Esa mañana del lunes 6 de agosto de 1945, en Hiroshima, la diminuta luz roja se expandió en milésimas de segundos en un fulgor que dejó invidentes a miles de seres vivos, y una detonación colosal les destruyó los tímpanos. Una esfera de fuego azul de cien metros de diámetro y trescientos mil grados de temperatura desintegró a todos en un kilómetro cuadrado. Más allá, las personas se convirtieron en fotogramas. Los que estaban junto a una pared, quedaron impresos en ella. Luego cayó la negra lluvia radiactiva, se desató el huracán atómico y se alzó el hongo humeante en el cielo de la ciudad, por cuyas calles aullaban sin rumbo ciegas teas humanas.

La víspera de aquel lunes, el domingo 5 de agosto, el coronel Paul Tibbets había pintado bajo la cabina de su B-29 las palabras «Enola Gay». A medianoche, la tripulación del Enola Gay había recibido sus instrucciones. El piloto Claude Eatherly fue el encargado de sobrevolar la zona en el avión de reconocimiento Straight Flush, e indicó al Enola Gay dónde soltar la bomba Little Boy. Ni Claude Eatherly ni nadie sabía aún lo que era una bomba atómica. Esa fue la primera.

Pero sí se sabía ya tres días después, el jueves 9 de agosto, cuando una segunda bomba, Fat Boy, incineró a miles en Nagasaki. Impertérrito, el general MacArthur sostendría que los bombardeos, al abreviar la guerra, salvaron vidas.
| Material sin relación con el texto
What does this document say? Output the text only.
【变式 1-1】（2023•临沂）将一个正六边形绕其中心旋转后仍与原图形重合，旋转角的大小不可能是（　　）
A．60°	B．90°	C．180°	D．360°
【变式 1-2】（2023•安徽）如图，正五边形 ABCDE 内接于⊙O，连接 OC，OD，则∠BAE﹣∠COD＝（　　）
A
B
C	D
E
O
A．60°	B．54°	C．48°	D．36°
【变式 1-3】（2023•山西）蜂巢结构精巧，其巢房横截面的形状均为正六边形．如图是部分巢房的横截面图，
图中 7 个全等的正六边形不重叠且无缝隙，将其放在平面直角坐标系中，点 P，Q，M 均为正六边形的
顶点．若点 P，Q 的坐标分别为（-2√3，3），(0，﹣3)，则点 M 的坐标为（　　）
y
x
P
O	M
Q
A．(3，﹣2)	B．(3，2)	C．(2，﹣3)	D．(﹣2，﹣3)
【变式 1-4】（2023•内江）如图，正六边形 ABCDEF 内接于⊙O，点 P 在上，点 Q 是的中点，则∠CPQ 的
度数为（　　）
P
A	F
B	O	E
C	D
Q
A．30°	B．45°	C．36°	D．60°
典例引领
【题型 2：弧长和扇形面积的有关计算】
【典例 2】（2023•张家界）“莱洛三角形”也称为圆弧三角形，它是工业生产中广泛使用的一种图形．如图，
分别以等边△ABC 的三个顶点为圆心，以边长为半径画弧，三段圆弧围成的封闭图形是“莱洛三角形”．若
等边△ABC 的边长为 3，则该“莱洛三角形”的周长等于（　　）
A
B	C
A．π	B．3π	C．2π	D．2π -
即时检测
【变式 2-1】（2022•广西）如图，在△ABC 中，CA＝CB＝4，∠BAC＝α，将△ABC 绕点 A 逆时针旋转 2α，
Claude Eatherly fue condecorado como un héroe, pero él se llamaba a sí mismo un asesino. A los pocos meses intentó devolver su medalla: no la quería, le quemaba las manos. Claude Eatherly empezó a enviar sus cheques de veterano de guerra, con cartas desgarradas, a familiares de las víctimas, en Japón. Ya que nadie quería ver su crimen real, Claude Eatherly buscó castigo por delitos ficticios, e irrumpió en bancos y gasolineras con pistolas de juguete, simulando asaltos para dejarse llevar por la policía. Por último, el gobierno encontró inconveniente que un héroe de la Segunda Guerra exhibiera en público tal arrepentimiento por lo que debía ser aceptado como un triunfo para la paz mundial. Le diagnosticaron desorden de ansiedad, esquizofrenia, síndrome postraumático. Lo cierto es que Claude Eatherly nunca pudo olvidar. Cada hora de cada día de su vida, revivía las muertes infernales de las que se decía culpable por haber indicado Hiroshima como objetivo. Claude Eatherly no podía dormir. Los muertos volvían a desintegrarse sin cesar en su mente en abismos cegadores, aullaba, temblaba, alucinaba, y por el horror de lo cometido solo recibía la demencial respuesta de la admiración y las felicitaciones de un mundo enajenado que terminó encerrándolo de por vida en el manicomio de Waco para poder seguir creyendo sus propias y cómodas mentiras. La verdad de lo cometido devastó a Claude Eatherly en medio de la gran farsa siniestra de los buenos ciudadanos. Nunca se justificó con los argumentos usuales de la obediencia militar o de la inercia del seguimiento «inocente» de las normas sociales. Gracias, Claude Eatherly, por la pesadilla que devoró tu existencia en el pabellón psiquiátrico, rechazado por el mundo entero, hasta la hora solitaria de tu muerte, porque toda esperanza de futuro se cifra en tu pesadilla y porque solo ella le devuelve un poco de dignidad a la especie humana.